Known as Mack to his friends, McNeel was the editor of the college magazine, a member of a fraternity and kept many close friends. Although he was one of only two Southerners among the 28 graduates in the Class of 1860, McNeel’s yearbook contains many messages of affection from his Northern friends, including several who went on to serve in the Union army.

Rutgers classmate David Williamson – who later served in the Union army  – wrote to McNeel:  “That you may live to see all abolitionists turned to dust and the ‘Union’ saved.”

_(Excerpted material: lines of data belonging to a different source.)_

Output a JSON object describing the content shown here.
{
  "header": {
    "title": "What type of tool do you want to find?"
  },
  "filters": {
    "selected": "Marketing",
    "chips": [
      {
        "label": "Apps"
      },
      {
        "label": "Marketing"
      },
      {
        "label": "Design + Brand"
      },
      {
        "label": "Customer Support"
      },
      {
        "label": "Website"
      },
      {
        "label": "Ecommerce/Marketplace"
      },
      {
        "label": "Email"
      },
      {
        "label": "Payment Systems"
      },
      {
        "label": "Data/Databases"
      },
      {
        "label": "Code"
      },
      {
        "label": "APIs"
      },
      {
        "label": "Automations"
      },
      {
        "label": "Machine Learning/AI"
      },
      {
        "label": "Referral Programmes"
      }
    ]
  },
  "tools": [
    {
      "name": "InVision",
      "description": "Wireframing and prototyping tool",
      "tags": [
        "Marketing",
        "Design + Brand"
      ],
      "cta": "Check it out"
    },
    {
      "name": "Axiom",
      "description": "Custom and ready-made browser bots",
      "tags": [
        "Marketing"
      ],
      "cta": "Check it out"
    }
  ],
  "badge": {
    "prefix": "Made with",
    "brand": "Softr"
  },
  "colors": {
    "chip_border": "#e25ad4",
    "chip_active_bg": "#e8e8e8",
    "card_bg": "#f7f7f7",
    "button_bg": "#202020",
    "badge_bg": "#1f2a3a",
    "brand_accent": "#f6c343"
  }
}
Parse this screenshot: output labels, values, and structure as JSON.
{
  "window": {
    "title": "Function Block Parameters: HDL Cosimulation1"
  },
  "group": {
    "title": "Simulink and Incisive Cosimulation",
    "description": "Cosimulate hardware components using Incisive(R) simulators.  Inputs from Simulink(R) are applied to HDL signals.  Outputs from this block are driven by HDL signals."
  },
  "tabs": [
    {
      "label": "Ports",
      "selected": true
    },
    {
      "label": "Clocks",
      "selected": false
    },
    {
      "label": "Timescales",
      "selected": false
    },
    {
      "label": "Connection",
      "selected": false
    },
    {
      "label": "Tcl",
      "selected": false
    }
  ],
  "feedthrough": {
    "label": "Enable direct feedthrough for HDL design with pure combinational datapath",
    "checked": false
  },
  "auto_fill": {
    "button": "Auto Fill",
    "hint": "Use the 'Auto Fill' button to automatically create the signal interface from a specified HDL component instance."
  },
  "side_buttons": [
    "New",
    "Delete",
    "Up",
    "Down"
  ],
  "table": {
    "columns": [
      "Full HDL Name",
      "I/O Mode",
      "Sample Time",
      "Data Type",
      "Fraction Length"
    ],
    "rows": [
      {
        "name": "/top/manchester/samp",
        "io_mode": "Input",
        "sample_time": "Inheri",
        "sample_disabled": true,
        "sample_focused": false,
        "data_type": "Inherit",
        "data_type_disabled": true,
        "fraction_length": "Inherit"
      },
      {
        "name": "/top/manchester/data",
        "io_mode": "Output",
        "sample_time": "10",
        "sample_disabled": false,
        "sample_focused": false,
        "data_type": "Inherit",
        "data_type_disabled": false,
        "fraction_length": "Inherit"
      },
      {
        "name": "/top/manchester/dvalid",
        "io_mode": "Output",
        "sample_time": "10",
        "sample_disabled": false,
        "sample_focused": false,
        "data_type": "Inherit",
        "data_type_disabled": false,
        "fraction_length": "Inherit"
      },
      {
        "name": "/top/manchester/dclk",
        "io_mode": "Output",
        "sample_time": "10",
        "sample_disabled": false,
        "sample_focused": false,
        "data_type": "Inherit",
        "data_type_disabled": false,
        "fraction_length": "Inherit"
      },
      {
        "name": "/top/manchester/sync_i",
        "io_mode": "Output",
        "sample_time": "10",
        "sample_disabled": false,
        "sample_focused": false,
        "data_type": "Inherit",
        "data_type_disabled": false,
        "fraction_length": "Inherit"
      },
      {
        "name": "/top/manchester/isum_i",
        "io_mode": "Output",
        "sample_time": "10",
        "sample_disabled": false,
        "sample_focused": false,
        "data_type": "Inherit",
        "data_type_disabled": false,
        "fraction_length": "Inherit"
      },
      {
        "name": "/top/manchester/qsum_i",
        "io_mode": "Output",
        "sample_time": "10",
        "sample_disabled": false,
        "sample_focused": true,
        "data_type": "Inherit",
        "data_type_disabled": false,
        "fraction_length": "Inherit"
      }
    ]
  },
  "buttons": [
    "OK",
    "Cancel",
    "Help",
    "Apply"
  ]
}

Added fellow Rutgers classmate William B. Voorhees from Hunterdon County: “Tell your friends and neighbors that from your certain knowledge there is a great, conservative, Union-loving people at the North, that they look upon our country as one country, and never will consent to its dissolution.” After graduation, McNeel married a northerner from Brooklyn in 1861, but he and his wife soon returned to his native Texas, home of the sprawling sugar and cotton plantation south of Houston where he had grown up and where his family owned 176 slaves.

He joined the Confederate 8th Texas Calvary and rose to the rank of major. After surviving the Battle of Shiloh and many other fights, McNeel was shot dead near Alexandria, Louisiana, in May of 1864 at the age of 26. His death was one of an estimated 620,000 military fatalities from the war.

Cold Harbor
Lithograph of the Battle of Cold Harbor, where Josiah Brown saw his cousin Edwin die. He was captured by Confederate troops not long afterward

Just a month later, his friend Brown – who had spent two years fighting for the Union’s Army of the Potomac – engaged in the Battle of Cold Harbor outside Richmond, Virginia. The brutal fight lasted for days as men formed battle lines that stretched seven miles long.

“It was a circumstance which I noticed frequently during the war that we were brought so suddenly into an engagement that very little time was allowed for reflection,” Brown later wrote in his memoir. “Perhaps there was something providential in this considering the natural shrinking even the bravest must feel in the presence of danger and death.”

Brown watched his cousin fatally shot in the head. Later, assigned to take up a sentinel’s post between the lines, he accidentally touched a “clammy hand that protruded from the grave of some friend or foe.” But he also saw the fighting come to a halt for an hour-long truce.

“Officers and men from the two sides mingled freely and conversed together,” he wrote. “Newspapers were exchanged. It seemed strange enough. At the expiration of the hour, men fell back into their positions again and the brief season of calm was succeeded by the sights and sounds of war.”

Cold Harbor dead
A burial party works in the aftermath of the Battle of Cold Harbor.

Brown was captured by the Confederates the same year and spent six months as a prisoner of war before being released in a prisoner parole in 1865. He went on to become a Presbyterian minister and lawyer, and was the oldest surviving Rutgers alumnus at the time of his death in 1936 at age 96.

During their time at Rutgers, the two young men could have had no idea what the coming years would hold for them or the nation.

“May you as you return to your southern home ‘live in hearts that you leave behind,’” Brown wrote to McNeel. “And may I hope that in the secret alcoves of your memory’s studio one name may find a cherished place, that of your sincere friend and classmate Josiah Brown.”